Namun, pada tahun 2005 ini, pembangunan fastel USO tidak ada. Sebab dana APBN, yang hanya sebesar Rp 5 miliar, akan dialokasikan untuk biaya pemeliharaan dan perawatan fastel. Sedangkan, dana kontribusi USO 0,75% dari pendapatan operator telekomunikasi, yang penarikannya direncanakan tahun ini, diperkirakan baru bisa digunakan pada 2006.
Di sisi lain, Suryadi Aziz, anggota Badan Regulasi Telekomunikasi Indonesia (BRTI) mengatakan, operator telekomunikasi sebenarnya telah berhasil mencapai target pembangunan telepon tetap sesuai dengan komitmen yang tercantum dalam lisensi penyelenggaraan jaringan tetap dan jasa telepon dasar (modern licencing). Tercatat, PT Telkom Tbk telah membangun lebih dari 12 juta sambungan telepon yang meliputi jaringan telepon kabel dan tanpa kabel. Sedangkan, telepon seluler, PT Telkomsel telah memiliki 16 juta pelanggan pada akhir 2004.
Demikian juga dengan PT Indosat Tbk, dalam kurun waktu 2004-2008, berkomitmen membangun jaringan telepon tetap sebanyak 3.250.000 SST. Pada tahun 2004 ini, Indosat telah menyelesaikan pembangunan telepon fixed line sebanyak 566.912 SST atau membukukan kelebihan target sebesar 66.912 SST. Sedangkan, untuk seluler, per akhir 2004, perusahaan ini telah memiliki sekitar 9,7 juta pelanggan.
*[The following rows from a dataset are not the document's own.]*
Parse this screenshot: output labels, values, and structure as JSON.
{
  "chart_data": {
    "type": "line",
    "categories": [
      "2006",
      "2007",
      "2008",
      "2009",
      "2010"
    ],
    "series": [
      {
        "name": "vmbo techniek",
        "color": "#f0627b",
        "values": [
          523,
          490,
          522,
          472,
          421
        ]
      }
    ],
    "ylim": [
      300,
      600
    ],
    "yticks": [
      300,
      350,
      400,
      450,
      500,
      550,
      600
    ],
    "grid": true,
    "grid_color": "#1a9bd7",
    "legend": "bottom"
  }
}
Sementara itu, PT Bakrie Telecom, salah satu perusahaan operator telepon tetap mengaku sudah membangun 300 ribu SST atau melebihi 25% dari komitmen dalam modern licensing pada tahun 2004. Selanjutnya, perseroan yang masih beroperasi di wilayah Jakarta, Jawa Barat, dan Banten ini, menargetkan mampu membangun jaringan telepon sebanyak 500 ribu SST pada tahun 2005 ini.

Konsistensi Regulasi
Sebagai negara berkembang, kondisi infrastruktur Indonesia memang harus terus ditingkatkan. Pada IIS Januari 2005, pemerintah menawarkan 91 proyek infrastruktur senilai US$ 22,5 miliar. Proyek tersebut meliputi; proyek jalan tol (US$ 9,428 miliar), air minum (US$ 709 juta), kereta api, pelabuhan dan bandara (US$ 1,485 miliar), telekomunikasi (US$ 1,6 miliar), ketenagalistrikan (US$ 5,897 miliar) dan gas (US$ 2,888 miliar).
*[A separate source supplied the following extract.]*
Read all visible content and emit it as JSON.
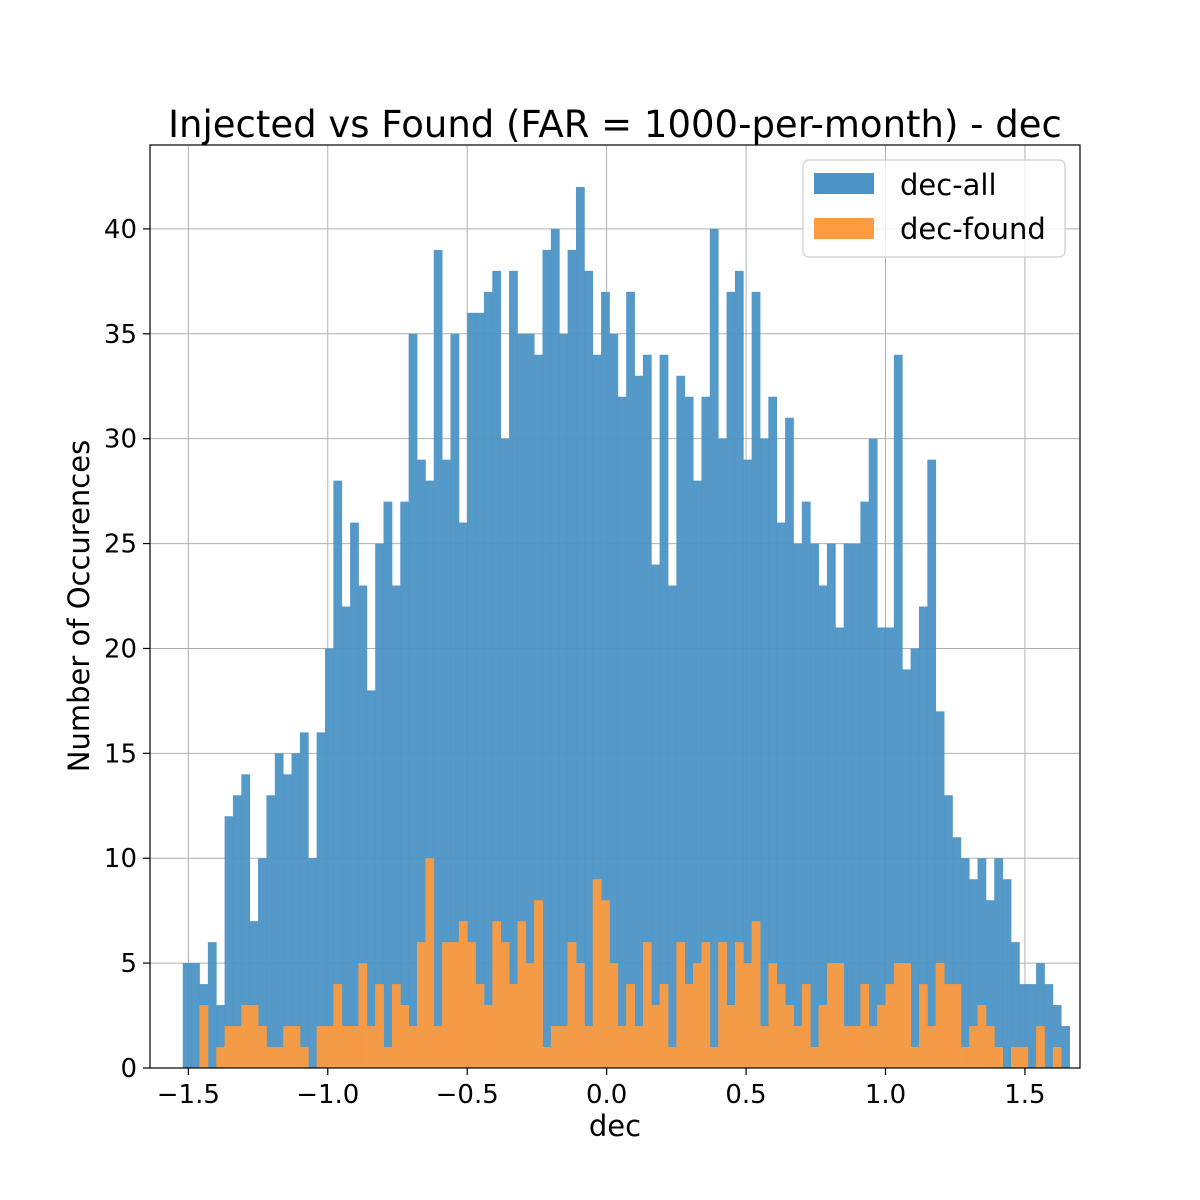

Seiring penawaran tersebut, pemerintah ‘berbenah’ guna menarik dana calon investor masuk ke proyek-proyek yang ditawarkan. Beberapa regulasi telah dikeluarkan rezim SBY. Di antaranya adalah Perpres No 36 tahun 2005 2005 dan Peraturan Pemerintah (PP) No 15 tahun 2005 tentang Jalan Tol.
Selain menyusun peraturan, pemerintah juga harus konsisten menjalankannya. Sektor jalan tol mendapat pengalaman berharga baru-baru ini. Saat pemerintah berharap menarik investor asing untuk membiayai proyek-proyek jalan tol melalui tender investasi. Para investor asing yang tergabung dalam beberapa konsorsium justru hengkang, meski telah lolos tahap prakualifikasi. Menurut pengamat, kepergian calon investor tidak terlepas dari ketidakkonsistenan pemerintah dalam mengimplementasikan UU No 38 tahun 2004 tentang Jalan. Undang-Undang tersebut memberi kepastian akan kenaikan tarif jalan tol setiap dua tahun sekali. Namun, sejak kenaikan terakhir pada Juni 2003, pemerintah belum bersedia menaikkan tarif pada tahun ini. Memang, rencana sudah disusun untuk menaikkan sebesar 15%. Namun, Menteri Pekerjaan Umum Djoko Kirmanto masih ragu-ragu, setelah mendapat ‘tekanan’ dari berbagai kalangan.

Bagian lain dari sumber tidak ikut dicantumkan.